Von Matthias Bosenick (25.03.2019)
Ist Musik nicht eindeutig in eine Schublade packbar, fallen als erstes Begriffe wie Jazz oder Progressiv, wenn nicht Avantgarde. Auf Kuhn Fu trifft alles davon zu: Ihre bassklarinettendominierte Fusion verleiht der Rockmusik auf dem vierten Album „Chain The Snake“ unerwartete Winkel und nimmt ihr herkömmliche Popsongstrukturen. Einige Analogien liegen nahe, von Zappa bis Mr. Bungle. Wie oft bei solch abstrakter Komposition bestaunt das Gehirn das Handwerk und zuckt die Seele mit den Schultern. Zunächst: Kuhn Fu – nicht nach Paul benannt – legen Wärme in ihre Musik, darin fühlt sich alsbald auch die Seele wohl.

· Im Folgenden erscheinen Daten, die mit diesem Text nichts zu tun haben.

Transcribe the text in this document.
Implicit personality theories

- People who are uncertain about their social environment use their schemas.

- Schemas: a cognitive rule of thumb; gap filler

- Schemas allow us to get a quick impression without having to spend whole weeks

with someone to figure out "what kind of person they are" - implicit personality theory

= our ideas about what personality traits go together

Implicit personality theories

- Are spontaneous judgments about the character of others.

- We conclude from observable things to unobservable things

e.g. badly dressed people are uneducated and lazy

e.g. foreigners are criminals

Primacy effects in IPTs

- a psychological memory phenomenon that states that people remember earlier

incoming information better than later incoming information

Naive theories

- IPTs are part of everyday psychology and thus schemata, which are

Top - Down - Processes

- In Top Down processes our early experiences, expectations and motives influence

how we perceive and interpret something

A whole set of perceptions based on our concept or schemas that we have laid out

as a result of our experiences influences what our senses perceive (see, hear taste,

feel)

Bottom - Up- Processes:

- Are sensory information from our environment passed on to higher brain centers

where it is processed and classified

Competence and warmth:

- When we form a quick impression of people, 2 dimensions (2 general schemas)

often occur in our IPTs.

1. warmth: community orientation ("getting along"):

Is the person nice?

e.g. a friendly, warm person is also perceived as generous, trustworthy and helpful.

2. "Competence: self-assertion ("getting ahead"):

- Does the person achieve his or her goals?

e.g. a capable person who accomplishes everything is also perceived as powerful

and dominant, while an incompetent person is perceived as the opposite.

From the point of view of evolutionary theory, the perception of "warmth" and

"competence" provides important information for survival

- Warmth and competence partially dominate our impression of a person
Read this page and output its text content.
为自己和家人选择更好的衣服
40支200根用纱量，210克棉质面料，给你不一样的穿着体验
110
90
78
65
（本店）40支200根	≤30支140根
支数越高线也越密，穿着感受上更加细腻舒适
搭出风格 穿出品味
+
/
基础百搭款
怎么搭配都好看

Komplexe Musik mit Haken, die sie schlägt, ist oft schwer greifbar; Track-Indizes hält man beim ersten Lauf für so willkürlich wie manche Komposition. Nur Geduld, die sieben Stücke auf „Chain The Snake“ haben erkennbar unterschiedliche Stimmungen, innerhalb derer sie die Grenzen derselben ausloten. Und da dringt dann das Gefühl in die Kopfmusik: Legt die Band mit einer Idee vor, fühlen die Musiker, wie diese Idee sich entwickeln könnte, spüren den Nuancen nach, lassen Metamorphosen zu und tragen die Idee durch diverse Zustände. Was passt, kommt rein, und sei es für wenige Sekunden ein Didgeridoo, das eben genau dort zu der dunklen Sequenz passt. Dabei scheuen es die vier Musiker nicht, Ausflüge in Punk, Funk, Easy Listening, Trinklied und unzählbar viele weitere Richtungen zu nehmen. Und es passt. Und obgleich der Musik vornehmlich etwas Dunkles zugrundeliegt, wird man mindestens aufgrund der Variabilität, der Einfallsreichtums und der Spielfreude nicht umhin kommen, der Band irgendeine Art von Humor zu attestieren.

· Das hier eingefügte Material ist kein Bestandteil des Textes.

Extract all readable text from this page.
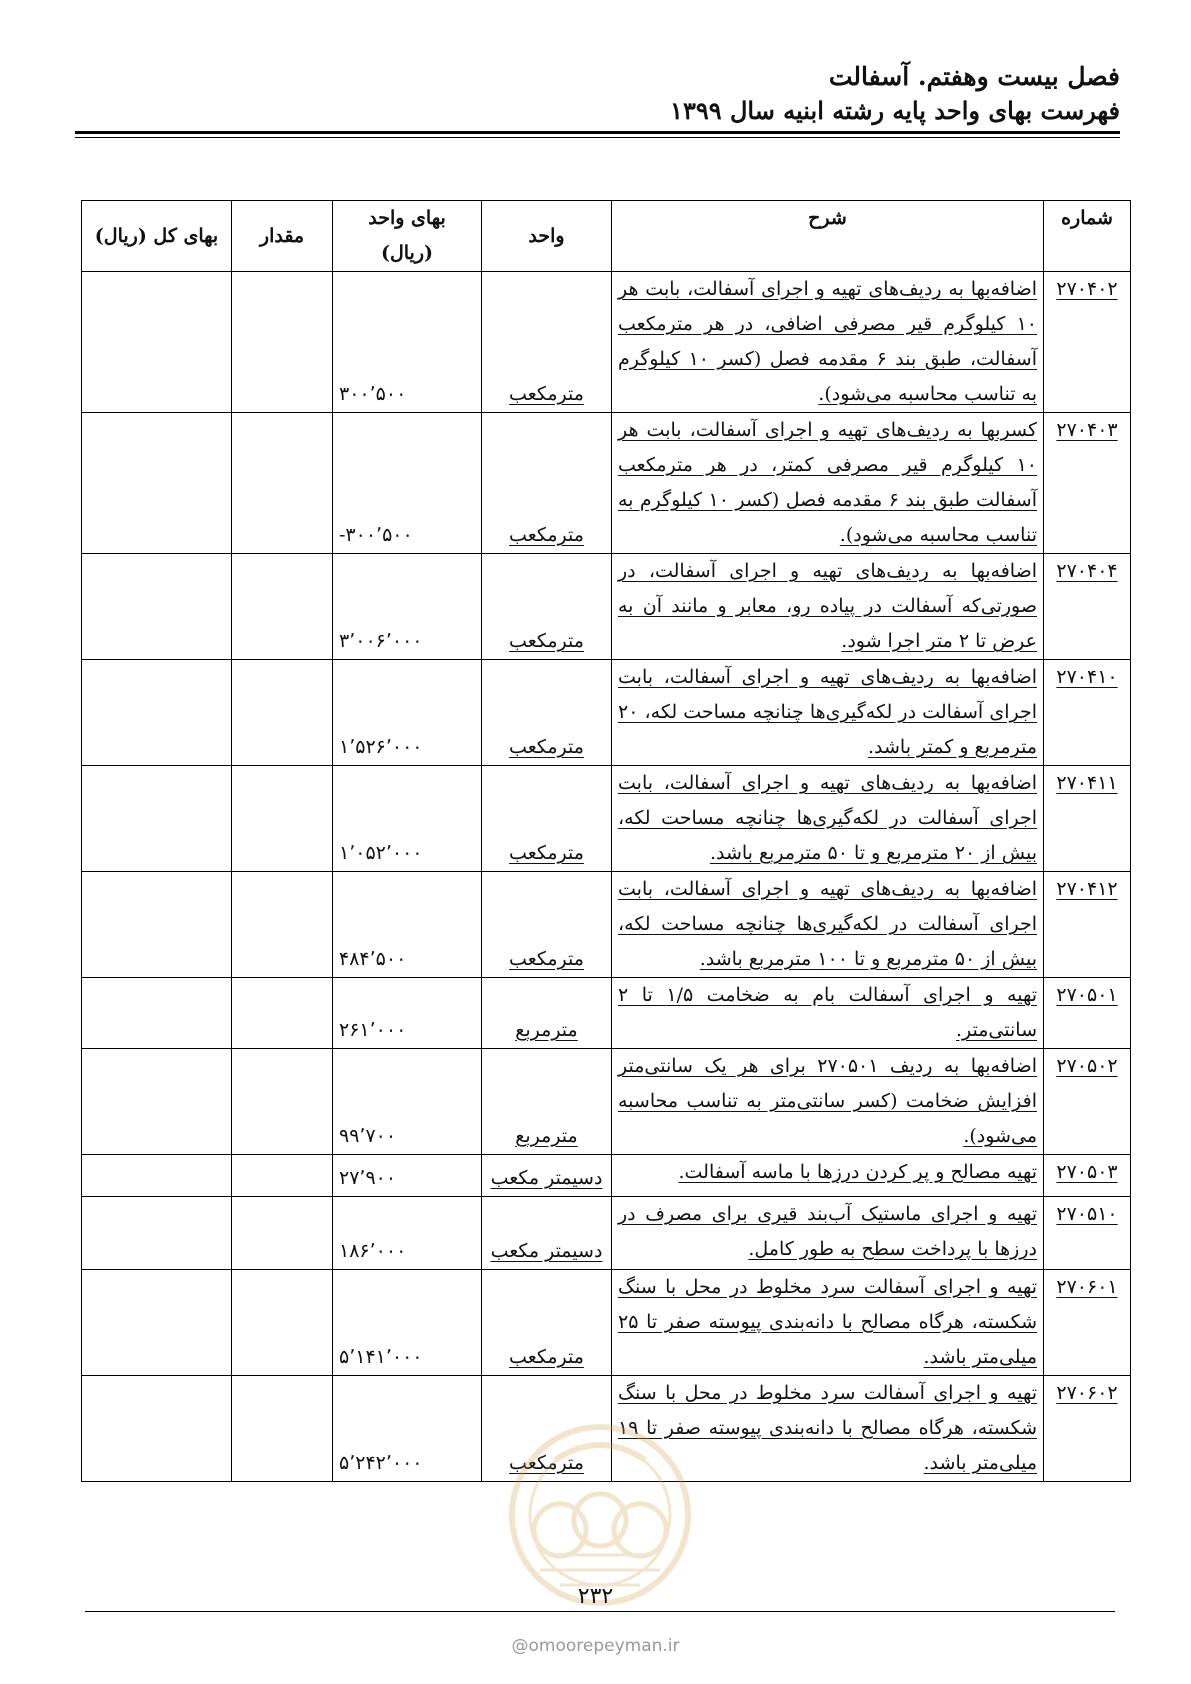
فصل بیست وهفتم. آسفالت
فهرست بهای واحد پایه رشته ابنیه سال ۱۳۹۹
شماره	شرح	واحد	بهای واحد (ریال)	مقدار	بهای کل (ریال)
۲۷۰۴۰۲	اضافه‌بها به ردیف‌های تهیه و اجرای آسفالت، بابت هر ۱۰ کیلوگرم قیر مصرفی اضافی، در هر مترمکعب آسفالت، طبق بند ۶ مقدمه فصل (کسر ۱۰ کیلوگرم به تناسب محاسبه می‌شود).	مترمکعب	۳۰۰٬۵۰۰		
۲۷۰۴۰۳	کسربها به ردیف‌های تهیه و اجرای آسفالت، بابت هر ۱۰ کیلوگرم قیر مصرفی کمتر، در هر مترمکعب آسفالت طبق بند ۶ مقدمه فصل (کسر ۱۰ کیلوگرم به تناسب محاسبه می‌شود).	مترمکعب	-۳۰۰٬۵۰۰		
۲۷۰۴۰۴	اضافه‌بها به ردیف‌های تهیه و اجرای آسفالت، در صورتی‌که آسفالت در پیاده رو، معابر و مانند آن به عرض تا ۲ متر اجرا شود.	مترمکعب	۳٬۰۰۶٬۰۰۰		
۲۷۰۴۱۰	اضافه‌بها به ردیف‌های تهیه و اجرای آسفالت، بابت اجرای آسفالت در لکه‌گیری‌ها چنانچه مساحت لکه، ۲۰ مترمربع و کمتر باشد.	مترمکعب	۱٬۵۲۶٬۰۰۰		
۲۷۰۴۱۱	اضافه‌بها به ردیف‌های تهیه و اجرای آسفالت، بابت اجرای آسفالت در لکه‌گیری‌ها چنانچه مساحت لکه، بیش از ۲۰ مترمربع و تا ۵۰ مترمربع باشد.	مترمکعب	۱٬۰۵۲٬۰۰۰		
۲۷۰۴۱۲	اضافه‌بها به ردیف‌های تهیه و اجرای آسفالت، بابت اجرای آسفالت در لکه‌گیری‌ها چنانچه مساحت لکه، بیش از ۵۰ مترمربع و تا ۱۰۰ مترمربع باشد.	مترمکعب	۴۸۴٬۵۰۰		
۲۷۰۵۰۱	تهیه و اجرای آسفالت بام به ضخامت ۱/۵ تا ۲ سانتی‌متر.	مترمربع	۲۶۱٬۰۰۰		
۲۷۰۵۰۲	اضافه‌بها به ردیف ۲۷۰۵۰۱ برای هر یک سانتی‌متر افزایش ضخامت (کسر سانتی‌متر به تناسب محاسبه می‌شود).	مترمربع	۹۹٬۷۰۰		
۲۷۰۵۰۳	تهیه مصالح و پر کردن درزها با ماسه آسفالت.	دسیمتر مکعب	۲۷٬۹۰۰		
۲۷۰۵۱۰	تهیه و اجرای ماستیک آب‌بند قیری برای مصرف در درزها با پرداخت سطح به طور کامل.	دسیمتر مکعب	۱۸۶٬۰۰۰		
۲۷۰۶۰۱	تهیه و اجرای آسفالت سرد مخلوط در محل با سنگ شکسته، هرگاه مصالح با دانه‌بندی پیوسته صفر تا ۲۵ میلی‌متر باشد.	مترمکعب	۵٬۱۴۱٬۰۰۰		
۲۷۰۶۰۲	تهیه و اجرای آسفالت سرد مخلوط در محل با سنگ شکسته، هرگاه مصالح با دانه‌بندی پیوسته صفر تا ۱۹ میلی‌متر باشد.	مترمکعب	۵٬۲۴۲٬۰۰۰		
۲۳۲
@omoorepeyman.ir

Alsbald, nach mehrmaligem Hören, verliert sich der Anschein von improvisierter Willkürlichkeit und man folgt der Narration des Albums. „Marco Messy Millionaire“ startet noch wild wie ein junges Fohlen auf der Weide, zur Mitte zieht „Oswaldo‘s Waltz“ die Stimmung in düsterste Gruften, schon „Gustav Grinch“ groovt wieder wie Sau und der Rauswerfer „Wolf‘s Muckenkogel“ erinnert an ein russisches Volkslied. Mixturen wie diese sind natürlich nicht neu, meistens beruft man sich dabei auf Frank Zappa. Hier fallen einem auch Mr. Bungle oder skandinavische Perlen wie Düreforsög und HC Andersen ein. Dennoch bleibt Musik dieser Art rar genug, um Aufsehen zu erregen, und wenn sie dann qualitativ und emotional so überzeugend ist wie auf „Chain The Snake“, freut man sich umso mehr über diesen Zuwachs in der Discographie.
Der Bandname rührt übrigens nicht von Kapellmeister Paul her, sondern vom entumlauteten Nachnamen des Bandchefs und Hauptkomponisten Christian Achim Kühn. Der Gitarrist gründete die Band vor sieben Jahren in Groningen, mit Kontrabassist Esat Ekincioğlu aus der Türkei und Klarinettist Ziv Taubenfeld aus Israel. Heute ist noch Schlagzeuger George Hadow aus England mit im Ensemble, der hier erstmals Gründungsmitglied Lav Kovač ersetzt. Internationale Besetzung, die Welt in Kunst, Globalisierung in gut: „Chain The Snake“ ist ein schöner Soundtrack zu entnervenden Nachrichten über Brexit und andere Zerfallsbewegungen – und macht natürlich auch sonst gute Laune.